Premier Research Facilities at Georgia Cancer Center
Patients come from throughout the Southeastern United States, often attracted by the ultra-modern, 57,000-square-foot outpatient cancer clinic, which opened in 2010. It includes 30 exam rooms and 30 infusion stations that offer the utmost privacy and the ability to visit with other patients and families.
A five-story, $54 million cancer research facility opened in 2006. It includes laboratories and administrative offices and is home to more than 200 research faculty. The open floor plan of the labs was designed to encourage collaboration among the different disciplines.
In 2018, that already effective facility was improved considerably with a $62.5 million expansion, making it one of the country’s finest cancer research facilities.
“Research at the Georgia Cancer Center continues to focus on the most promising pathways for the prevention and treatment of cancer,” Augusta University President Dr. Brooks Keel said at the ribbon-cutting ceremony. “The project’s design provides quality research space to promote multidisciplinary collaborations and translational research, which his essential to creating an environment that promotes innovation.”
The radiation therapy center is a regional, freestanding facility close to the cancer clinic and the cancer research facility. The radiation oncology team includes physicians with decades of experience caring for cancer patients. There are medical physicists, dosimetrists, radiation therapists and a nursing support staff.
Georgia Cancer Center’s Multidisciplinary Approach to Care
The multidisciplinary care team at the cancer center includes medical oncologists, surgical oncologists, radiation oncologists, pathologists and psychologists.
The thoracic oncology team treats patients with personalized care for every type and stage of cancer in the chest, including lung and mesothelioma cancers.

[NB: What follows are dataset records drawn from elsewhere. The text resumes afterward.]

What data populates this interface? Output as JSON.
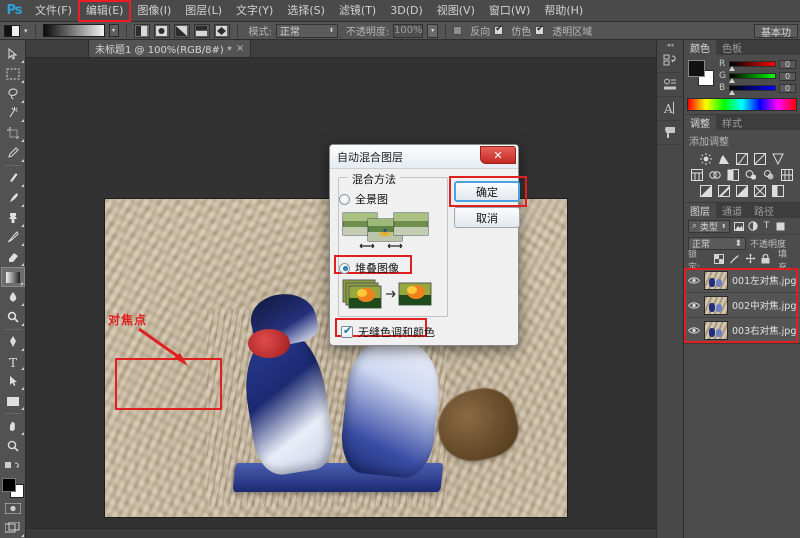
{
  "app": {
    "name": "Ps"
  },
  "menubar": {
    "items": [
      {
        "label": "文件(F)",
        "highlighted": false
      },
      {
        "label": "编辑(E)",
        "highlighted": true
      },
      {
        "label": "图像(I)",
        "highlighted": false
      },
      {
        "label": "图层(L)",
        "highlighted": false
      },
      {
        "label": "文字(Y)",
        "highlighted": false
      },
      {
        "label": "选择(S)",
        "highlighted": false
      },
      {
        "label": "滤镜(T)",
        "highlighted": false
      },
      {
        "label": "3D(D)",
        "highlighted": false
      },
      {
        "label": "视图(V)",
        "highlighted": false
      },
      {
        "label": "窗口(W)",
        "highlighted": false
      },
      {
        "label": "帮助(H)",
        "highlighted": false
      }
    ]
  },
  "options_bar": {
    "mode_label": "模式:",
    "mode_value": "正常",
    "opacity_label": "不透明度:",
    "opacity_value": "100%",
    "reverse_label": "反向",
    "dither_label": "仿色",
    "transparency_label": "透明区域",
    "workspace_label": "基本功"
  },
  "document": {
    "tab_title": "未标题1 @ 100%(RGB/8#) *",
    "close_glyph": "×"
  },
  "canvas": {
    "annotation_text": "对焦点"
  },
  "dialog": {
    "title": "自动混合图层",
    "close_glyph": "✕",
    "group_title": "混合方法",
    "option_panorama": "全景图",
    "option_stack": "堆叠图像",
    "selected_option": "堆叠图像",
    "checkbox_seamless": "无缝色调和颜色",
    "checkbox_seamless_checked": true,
    "button_ok": "确定",
    "button_cancel": "取消"
  },
  "panels": {
    "color": {
      "tabs": [
        "颜色",
        "色板"
      ],
      "active_tab": "颜色",
      "channels": [
        {
          "name": "R",
          "value": "0"
        },
        {
          "name": "G",
          "value": "0"
        },
        {
          "name": "B",
          "value": "0"
        }
      ]
    },
    "adjustments": {
      "tabs": [
        "调整",
        "样式"
      ],
      "active_tab": "调整",
      "label": "添加调整"
    },
    "layers": {
      "tabs": [
        "图层",
        "通道",
        "路径"
      ],
      "active_tab": "图层",
      "filter_label": "类型",
      "blend_mode": "正常",
      "opacity_label": "不透明度",
      "lock_label": "锁定:",
      "fill_label": "填充",
      "rows": [
        {
          "name": "001左对焦.jpg",
          "visible": true
        },
        {
          "name": "002中对焦.jpg",
          "visible": true
        },
        {
          "name": "003右对焦.jpg",
          "visible": true
        }
      ]
    }
  },
  "colors": {
    "annotation_red": "#e02020",
    "accent_blue": "#4aa3e0",
    "app_bg": "#3a3a3a",
    "panel_bg": "#4c4c4c"
  }
}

Each patient at the cancer center is assigned a nurse navigator who will simplify the process and coordinate appointments with the entire health care team within the same day and in the same location.

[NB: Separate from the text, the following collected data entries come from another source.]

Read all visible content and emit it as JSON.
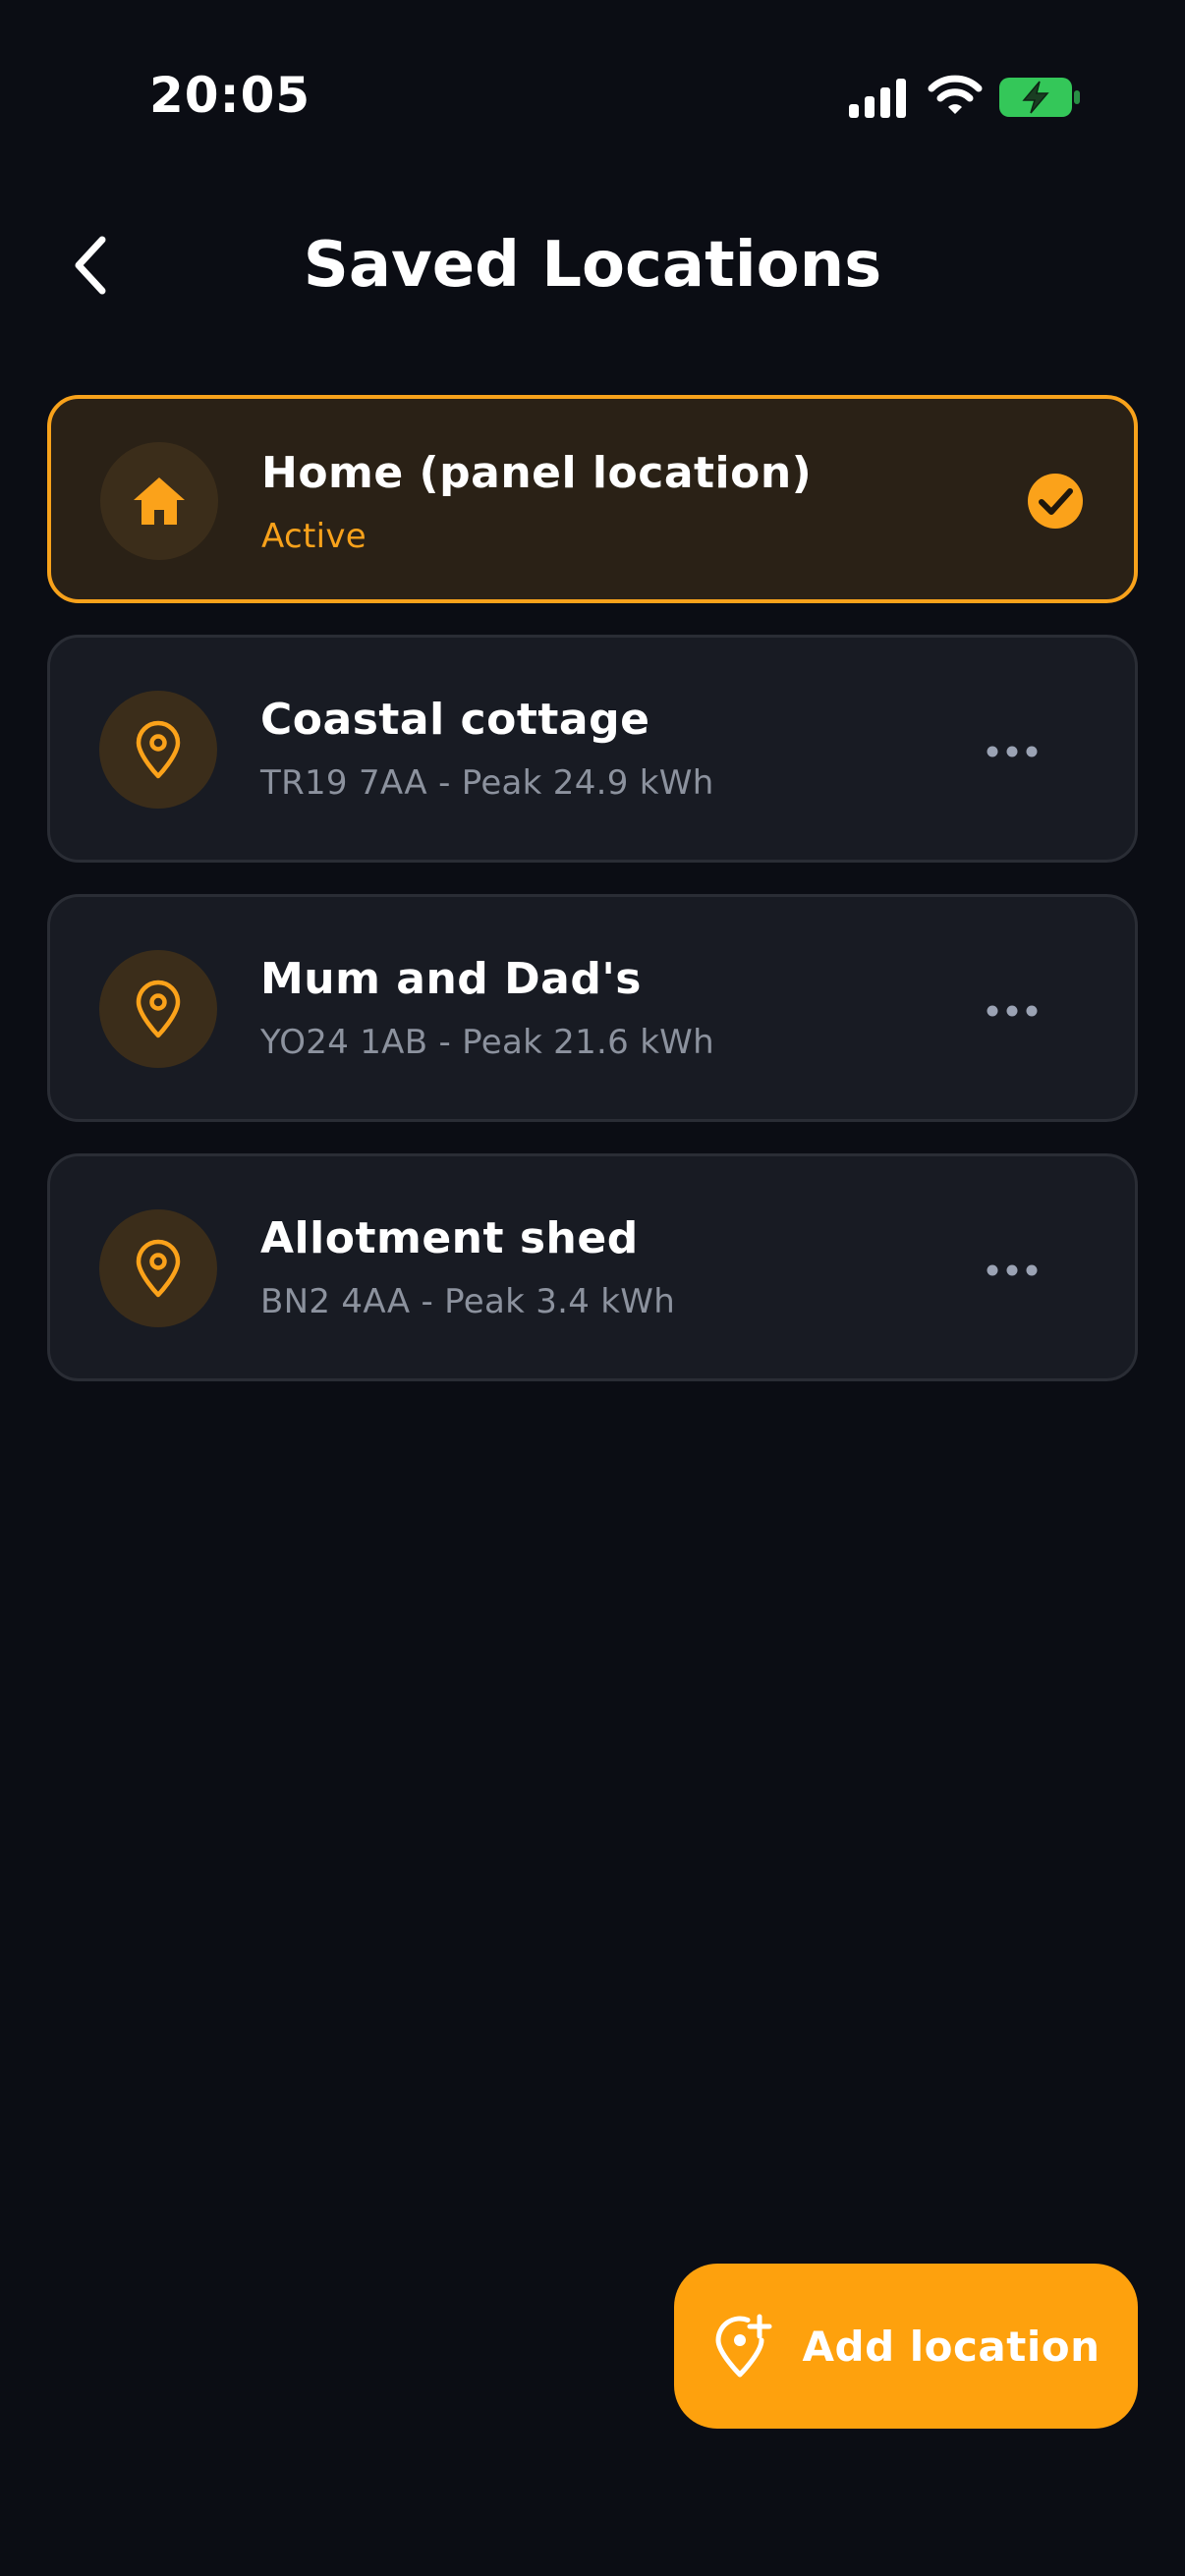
{
  "status_bar": {
    "time": "20:05"
  },
  "header": {
    "title": "Saved Locations"
  },
  "locations": [
    {
      "title": "Home (panel location)",
      "subtitle": "Active",
      "icon": "home-icon",
      "active": true
    },
    {
      "title": "Coastal cottage",
      "subtitle": "TR19 7AA - Peak 24.9 kWh",
      "icon": "location-pin-icon",
      "active": false
    },
    {
      "title": "Mum and Dad's",
      "subtitle": "YO24 1AB - Peak 21.6 kWh",
      "icon": "location-pin-icon",
      "active": false
    },
    {
      "title": "Allotment shed",
      "subtitle": "BN2 4AA - Peak 3.4 kWh",
      "icon": "location-pin-icon",
      "active": false
    }
  ],
  "add_button": {
    "label": "Add location",
    "icon": "add-location-icon"
  },
  "colors": {
    "background": "#0b0d14",
    "accent": "#f8a21b",
    "card": "#181b23",
    "active_card": "#2a2116",
    "battery": "#34c759"
  }
}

The diagnostic approach to thoracic malignancies includes PET scans, high resolution CT scans, endobronchial and esophageal ultrasound, advanced bronchoscopy imaging and video-assisted thoracoscopic surgery.

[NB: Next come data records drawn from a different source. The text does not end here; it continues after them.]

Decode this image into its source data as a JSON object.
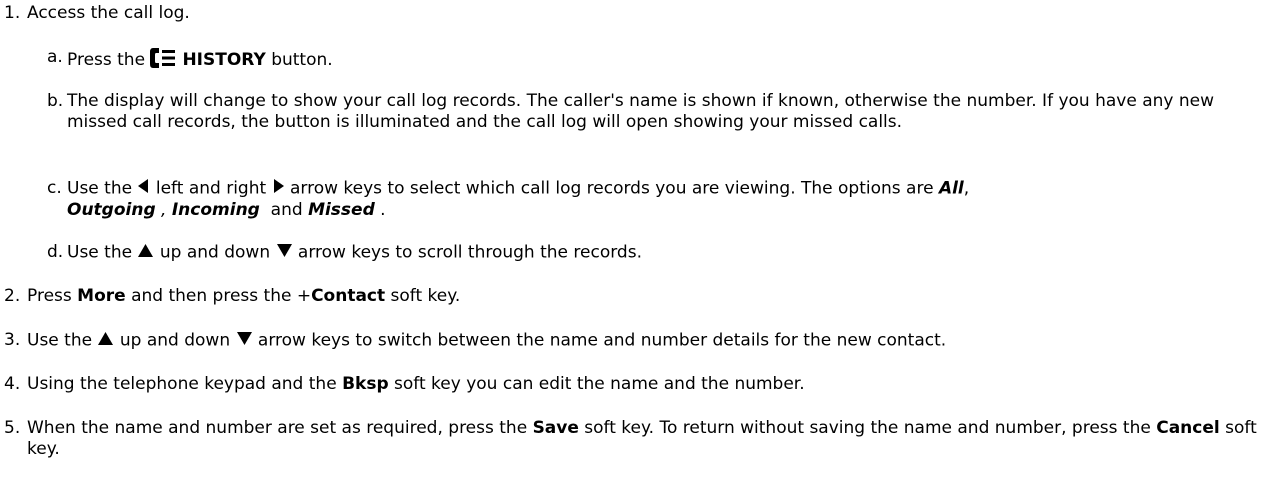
{
  "steps": [
    {
      "num": "1.",
      "text": "Access the call log.",
      "substeps": [
        {
          "num": "a.",
          "pre": "Press the",
          "icon": "history-icon",
          "bold": "HISTORY",
          "post": "button."
        },
        {
          "num": "b.",
          "text": "The display will change to show your call log records. The caller's name is shown if known, otherwise the number. If you have any new missed call records, the button is illuminated and the call log will open showing your missed calls."
        },
        {
          "num": "c.",
          "p1": "Use the",
          "icon_left": "left-arrow-icon",
          "p2": "left and right",
          "icon_right": "right-arrow-icon",
          "p3": "arrow keys to select which call log records you are viewing. The options are",
          "opt1": "All",
          "sep1": ",",
          "opt2": "Outgoing",
          "sep2": " ,",
          "opt3": "Incoming",
          "sep3": "and",
          "opt4": "Missed",
          "end": "."
        },
        {
          "num": "d.",
          "p1": "Use the",
          "icon_up": "up-arrow-icon",
          "p2": "up and down",
          "icon_down": "down-arrow-icon",
          "p3": "arrow keys to scroll through the records."
        }
      ]
    },
    {
      "num": "2.",
      "p1": "Press",
      "b1": "More",
      "p2": "and then press the +",
      "b2": "Contact",
      "p3": "soft key."
    },
    {
      "num": "3.",
      "p1": "Use the",
      "icon_up": "up-arrow-icon",
      "p2": "up and down",
      "icon_down": "down-arrow-icon",
      "p3": "arrow keys to switch between the name and number details for the new contact."
    },
    {
      "num": "4.",
      "p1": "Using the telephone keypad and the",
      "b1": "Bksp",
      "p2": "soft key you can edit the name and the number."
    },
    {
      "num": "5.",
      "p1": "When the name and number are set as required, press the",
      "b1": "Save",
      "p2": "soft key. To return without saving the name and number, press the",
      "b2": "Cancel",
      "p3": "soft key."
    }
  ]
}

Treatment options may include proton therapy with the only pencil-beam scanning capability in the U.S. There is a wide range of radiation therapies, immunotherapy, less-invasive surgical options and clinical trials that include the newest chemotherapy agents being tested.
Mesothelioma Clinical Trials at Augusta University
- A phase I clinical trial studying the safety and efficacy of using cabozantinib in combination with pemetrexed (Alimta) for patients with non-small cell lung cancer, urothelial cancer and advanced malignant mesothelioma.
A phase I clinical trial measuring the highest-tolerated dose of bosutinib (a protein inhibitor) when used with Alimta on a select group of metastatic solid tumors, including mesothelioma.